Saturday, December 30, 2006

The Good and The Bad

Ranger's Apprentice: Book One: The Ruins of Gorlan, by John Flanagan. This was a pretty good book. Although it feels like it was indeed written for readers about the same age as the main character (about 15), it's not dull or forbidding to older readers. This was an excellent book in that the characters were real. So many children and teen books contain characters that don't act anything like their age, or like any real person at all. Dragonspell, by Donita K. Paul. And speaking of characters that don't act like real people, I am forced once again to ask, what is it with the winking? I have never winked at anyone, much less a child, but so many kids' books have winks flying all over the pages. I don't understand it and it frustrates me. Actually, this is not filed with my library in the juvenille section, but it really ought to be.
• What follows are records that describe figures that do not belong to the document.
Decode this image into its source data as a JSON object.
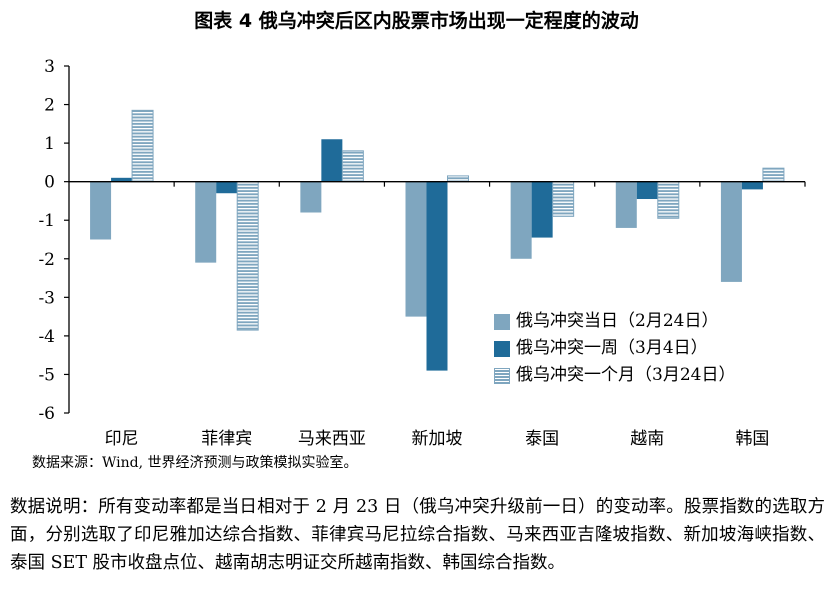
{
  "title": "图表 4  俄乌冲突后区内股票市场出现一定程度的波动",
  "chart_data": {
    "type": "bar",
    "categories": [
      "印尼",
      "菲律宾",
      "马来西亚",
      "新加坡",
      "泰国",
      "越南",
      "韩国"
    ],
    "series": [
      {
        "name": "俄乌冲突当日（2月24日）",
        "values": [
          -1.5,
          -2.1,
          -0.8,
          -3.5,
          -2.0,
          -1.2,
          -2.6
        ],
        "color": "#7fa6bf",
        "pattern": "solid"
      },
      {
        "name": "俄乌冲突一周（3月4日）",
        "values": [
          0.1,
          -0.3,
          1.1,
          -4.9,
          -1.45,
          -0.45,
          -0.2
        ],
        "color": "#1f6b99",
        "pattern": "solid"
      },
      {
        "name": "俄乌冲突一个月（3月24日）",
        "values": [
          1.85,
          -3.85,
          0.8,
          0.15,
          -0.9,
          -0.95,
          0.35
        ],
        "color": "#7fa6bf",
        "pattern": "horizontal-stripes"
      }
    ],
    "yticks": [
      "3",
      "2",
      "1",
      "0",
      "-1",
      "-2",
      "-3",
      "-4",
      "-5",
      "-6"
    ],
    "ylim": [
      -6,
      3
    ],
    "grid": false,
    "legend_position": "bottom-right"
  },
  "source": "数据来源：Wind, 世界经济预测与政策模拟实验室。",
  "note": "数据说明：所有变动率都是当日相对于 2 月 23 日（俄乌冲突升级前一日）的变动率。股票指数的选取方面，分别选取了印尼雅加达综合指数、菲律宾马尼拉综合指数、马来西亚吉隆坡指数、新加坡海峡指数、泰国 SET 股市收盘点位、越南胡志明证交所越南指数、韩国综合指数。"
}
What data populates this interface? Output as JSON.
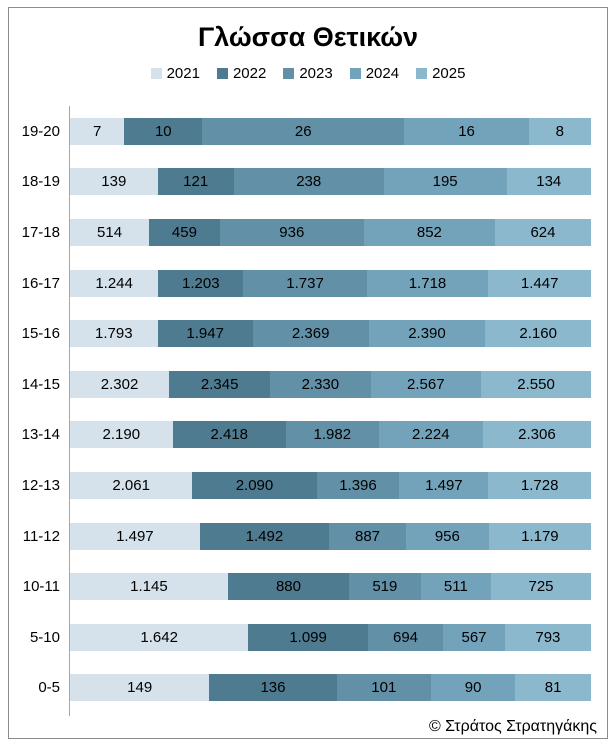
{
  "credit": "© Στράτος Στρατηγάκης",
  "colors": {
    "frame_border": "#8C8C8C",
    "axis_line": "#A6A6A6",
    "text": "#000000",
    "series": [
      "#D5E2EB",
      "#4F7B91",
      "#6290A7",
      "#73A3BB",
      "#8CB8CE"
    ]
  },
  "chart_data": {
    "type": "bar",
    "orientation": "horizontal",
    "stacking": "percent",
    "title": "Γλώσσα Θετικών",
    "legend_position": "top",
    "legend": [
      "2021",
      "2022",
      "2023",
      "2024",
      "2025"
    ],
    "categories": [
      "19-20",
      "18-19",
      "17-18",
      "16-17",
      "15-16",
      "14-15",
      "13-14",
      "12-13",
      "11-12",
      "10-11",
      "5-10",
      "0-5"
    ],
    "series": [
      {
        "name": "2021",
        "color": "#D5E2EB",
        "values": [
          7,
          139,
          514,
          1244,
          1793,
          2302,
          2190,
          2061,
          1497,
          1145,
          1642,
          149
        ],
        "labels": [
          "7",
          "139",
          "514",
          "1.244",
          "1.793",
          "2.302",
          "2.190",
          "2.061",
          "1.497",
          "1.145",
          "1.642",
          "149"
        ]
      },
      {
        "name": "2022",
        "color": "#4F7B91",
        "values": [
          10,
          121,
          459,
          1203,
          1947,
          2345,
          2418,
          2090,
          1492,
          880,
          1099,
          136
        ],
        "labels": [
          "10",
          "121",
          "459",
          "1.203",
          "1.947",
          "2.345",
          "2.418",
          "2.090",
          "1.492",
          "880",
          "1.099",
          "136"
        ]
      },
      {
        "name": "2023",
        "color": "#6290A7",
        "values": [
          26,
          238,
          936,
          1737,
          2369,
          2330,
          1982,
          1396,
          887,
          519,
          694,
          101
        ],
        "labels": [
          "26",
          "238",
          "936",
          "1.737",
          "2.369",
          "2.330",
          "1.982",
          "1.396",
          "887",
          "519",
          "694",
          "101"
        ]
      },
      {
        "name": "2024",
        "color": "#73A3BB",
        "values": [
          16,
          195,
          852,
          1718,
          2390,
          2567,
          2224,
          1497,
          956,
          511,
          567,
          90
        ],
        "labels": [
          "16",
          "195",
          "852",
          "1.718",
          "2.390",
          "2.567",
          "2.224",
          "1.497",
          "956",
          "511",
          "567",
          "90"
        ]
      },
      {
        "name": "2025",
        "color": "#8CB8CE",
        "values": [
          8,
          134,
          624,
          1447,
          2160,
          2550,
          2306,
          1728,
          1179,
          725,
          793,
          81
        ],
        "labels": [
          "8",
          "134",
          "624",
          "1.447",
          "2.160",
          "2.550",
          "2.306",
          "1.728",
          "1.179",
          "725",
          "793",
          "81"
        ]
      }
    ]
  }
}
Although there's a little blurb on the front proclaiming it "a fantastic journey of discovery for all ages," it really isn't. The main problem is the central character's pessimism and thickness. She really makes the story drag for everyone able to think faster than her. That should be anyone over the age of 6. Although the plot in itself might have something to offer, what could have been a good story is really not much more than a platform for the author's preaching. I guess it's about what you can expect from an author whose claim to fame on the back jacket is that she is a professional storyteller at her Sunday-school. Christian or religious fiction is one thing, and it's fine. Changing a few names but not the main ideas shouldn't let you slip in under the radar and clog up my fantasy reading.